Not since 1983, when Gallup was still conducting interviews face to face, has a lower percentage of Americans, 24%, identified as Republicans than is the case now. That year, President Ronald Reagan remained unpopular as the economy struggled to emerge from recession. By the following year, amid an improving economy and re-election for the increasingly popular incumbent president, Republican identification jumped to 30%, a level generally maintained until 2007.
Why might that be? In 2007, widespread dissatisfaction about the aggressive foreign policy of George Bush probably pushed the more libertarian and/or isolationist Republicans out of the fold. The emergence of the Tea Party in 2009/10 provided a movement within the Right with which to identify more than party affiliation. (It’s worth noting that Democrats don’t have anything analogous to that pressure now, too.) Those forces, along with age and ethnic demographic pressures, surely contributed to a narrowing of Republican affiliation.

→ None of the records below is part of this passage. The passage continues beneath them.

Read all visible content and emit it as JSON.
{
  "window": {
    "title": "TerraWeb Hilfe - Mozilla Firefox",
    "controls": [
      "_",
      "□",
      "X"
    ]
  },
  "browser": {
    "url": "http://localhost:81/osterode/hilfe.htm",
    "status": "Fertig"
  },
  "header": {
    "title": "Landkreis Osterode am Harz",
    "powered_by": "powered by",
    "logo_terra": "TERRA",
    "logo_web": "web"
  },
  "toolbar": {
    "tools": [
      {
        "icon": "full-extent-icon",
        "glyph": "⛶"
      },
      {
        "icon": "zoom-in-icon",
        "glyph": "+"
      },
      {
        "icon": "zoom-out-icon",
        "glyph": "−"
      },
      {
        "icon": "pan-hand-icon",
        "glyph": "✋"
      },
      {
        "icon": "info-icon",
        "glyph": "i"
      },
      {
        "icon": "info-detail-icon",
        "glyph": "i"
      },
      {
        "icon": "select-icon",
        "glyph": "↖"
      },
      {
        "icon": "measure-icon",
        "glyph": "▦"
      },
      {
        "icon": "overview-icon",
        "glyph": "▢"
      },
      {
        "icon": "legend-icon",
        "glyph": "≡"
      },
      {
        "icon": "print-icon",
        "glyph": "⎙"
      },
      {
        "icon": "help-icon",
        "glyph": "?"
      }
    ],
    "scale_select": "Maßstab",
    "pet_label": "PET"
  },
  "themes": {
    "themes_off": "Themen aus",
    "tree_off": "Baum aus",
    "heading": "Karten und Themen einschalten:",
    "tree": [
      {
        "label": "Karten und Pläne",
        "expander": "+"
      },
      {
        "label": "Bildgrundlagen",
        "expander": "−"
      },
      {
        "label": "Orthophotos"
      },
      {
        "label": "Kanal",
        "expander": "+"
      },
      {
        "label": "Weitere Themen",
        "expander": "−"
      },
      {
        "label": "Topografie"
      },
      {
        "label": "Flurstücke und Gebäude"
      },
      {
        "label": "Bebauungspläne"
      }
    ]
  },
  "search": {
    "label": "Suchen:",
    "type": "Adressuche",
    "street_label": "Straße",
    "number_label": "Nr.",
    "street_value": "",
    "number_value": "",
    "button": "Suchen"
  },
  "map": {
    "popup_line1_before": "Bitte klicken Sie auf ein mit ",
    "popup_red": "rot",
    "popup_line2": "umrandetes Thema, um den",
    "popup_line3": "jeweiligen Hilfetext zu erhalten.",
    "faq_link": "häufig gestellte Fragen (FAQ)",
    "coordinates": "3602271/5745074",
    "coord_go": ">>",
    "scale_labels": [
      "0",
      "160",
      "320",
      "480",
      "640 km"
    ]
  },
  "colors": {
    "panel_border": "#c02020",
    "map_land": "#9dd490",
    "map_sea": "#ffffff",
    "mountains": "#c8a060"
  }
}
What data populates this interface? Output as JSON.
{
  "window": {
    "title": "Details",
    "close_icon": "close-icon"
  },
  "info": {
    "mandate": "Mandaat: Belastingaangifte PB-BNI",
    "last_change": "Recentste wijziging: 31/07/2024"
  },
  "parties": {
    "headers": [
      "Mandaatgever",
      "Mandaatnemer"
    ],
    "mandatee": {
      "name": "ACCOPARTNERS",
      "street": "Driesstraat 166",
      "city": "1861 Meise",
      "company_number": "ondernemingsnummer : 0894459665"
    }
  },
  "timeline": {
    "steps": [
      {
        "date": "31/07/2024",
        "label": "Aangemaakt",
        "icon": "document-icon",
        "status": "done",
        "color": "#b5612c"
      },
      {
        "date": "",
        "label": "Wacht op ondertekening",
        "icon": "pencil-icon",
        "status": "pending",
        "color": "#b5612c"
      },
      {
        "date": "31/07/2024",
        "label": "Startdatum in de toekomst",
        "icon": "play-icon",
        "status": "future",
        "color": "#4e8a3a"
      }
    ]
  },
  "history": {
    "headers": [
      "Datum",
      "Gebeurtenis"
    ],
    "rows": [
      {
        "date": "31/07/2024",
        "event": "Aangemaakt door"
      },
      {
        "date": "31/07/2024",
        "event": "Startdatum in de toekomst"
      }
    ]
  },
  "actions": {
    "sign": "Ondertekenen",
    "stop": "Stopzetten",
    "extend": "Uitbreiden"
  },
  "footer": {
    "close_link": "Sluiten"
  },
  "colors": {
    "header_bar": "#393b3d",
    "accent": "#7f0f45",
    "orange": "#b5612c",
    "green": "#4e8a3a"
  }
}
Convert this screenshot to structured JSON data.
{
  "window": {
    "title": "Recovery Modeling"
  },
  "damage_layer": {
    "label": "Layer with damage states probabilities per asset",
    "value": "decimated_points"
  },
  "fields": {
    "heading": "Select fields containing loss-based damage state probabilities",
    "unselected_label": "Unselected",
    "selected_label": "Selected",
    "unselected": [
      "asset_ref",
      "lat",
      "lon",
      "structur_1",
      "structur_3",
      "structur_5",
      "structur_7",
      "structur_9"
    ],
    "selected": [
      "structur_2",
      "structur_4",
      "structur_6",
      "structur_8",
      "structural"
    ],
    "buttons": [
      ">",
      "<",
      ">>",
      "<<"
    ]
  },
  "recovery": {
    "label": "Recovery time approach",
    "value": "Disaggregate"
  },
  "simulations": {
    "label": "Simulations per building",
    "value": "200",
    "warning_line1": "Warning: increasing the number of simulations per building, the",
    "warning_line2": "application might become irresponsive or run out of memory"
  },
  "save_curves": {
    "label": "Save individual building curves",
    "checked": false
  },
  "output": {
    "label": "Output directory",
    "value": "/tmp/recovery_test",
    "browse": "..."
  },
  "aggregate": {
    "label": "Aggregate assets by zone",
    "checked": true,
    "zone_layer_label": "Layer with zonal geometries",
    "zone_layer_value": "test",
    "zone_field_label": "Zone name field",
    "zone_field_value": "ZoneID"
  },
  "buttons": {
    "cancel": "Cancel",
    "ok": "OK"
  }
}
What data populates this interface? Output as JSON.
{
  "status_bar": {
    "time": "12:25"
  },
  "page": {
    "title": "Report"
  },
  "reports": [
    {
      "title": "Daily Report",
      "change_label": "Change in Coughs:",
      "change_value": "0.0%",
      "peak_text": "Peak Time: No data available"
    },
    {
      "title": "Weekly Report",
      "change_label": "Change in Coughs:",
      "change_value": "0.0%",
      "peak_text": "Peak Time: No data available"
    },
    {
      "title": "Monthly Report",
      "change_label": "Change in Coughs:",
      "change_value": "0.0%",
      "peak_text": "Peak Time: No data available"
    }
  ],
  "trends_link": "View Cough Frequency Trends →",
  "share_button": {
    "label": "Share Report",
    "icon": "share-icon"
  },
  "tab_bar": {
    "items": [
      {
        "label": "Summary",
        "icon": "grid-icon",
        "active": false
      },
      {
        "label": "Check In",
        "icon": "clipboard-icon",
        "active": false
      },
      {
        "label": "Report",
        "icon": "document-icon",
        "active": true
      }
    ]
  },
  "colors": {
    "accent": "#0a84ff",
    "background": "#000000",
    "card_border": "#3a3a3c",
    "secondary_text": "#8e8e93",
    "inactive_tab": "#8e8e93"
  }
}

However, Democrats haven’t been immune, either. When Barack Obama first won the presidency, Democratic affiliation peaked at 36%, the highest in Gallup history. It’s now at 31%, and has been since 2010 — on an annual, averaged basis. Look what has happened in 2013, though:
Both parties have lost affiliation by a relatively significant margin in 2013, with Democrats dropping 4 points and the GOP dropping five — with most of the movement of the latter before the shutdown. All of that went to the “independent” banner, which gained nine points in the past year on a quarterly basis.
How about leaners? The news there is bad for Republicans, too. In 2011, the GOP had eliminated a 12-point deficit to tie up with Democrats 45/45. The gap has gone back to a six-point deficit, 47/41. Oddly, though, the polls for the generic Congressional ballot show a dead heat, according to the RCP average, which suggests that this annualization of 2013 results on binary choice may be missing a late trend. The chart at RCP more than suggests that case, too.
Nevertheless, the overall trend demonstrates that both parties are losing ground with the electorate. This might be a reflection of a lack of commonality between elected officials and leading party activists and the electorate as a whole, or it could be a cultural shift in which individualism triumphs over venerable institutions in general. Both parties need to take stock, and take stock quickly, if they want to maintain their relevance — or watch as alternate parties grow large enough to turn them both into the Whigs.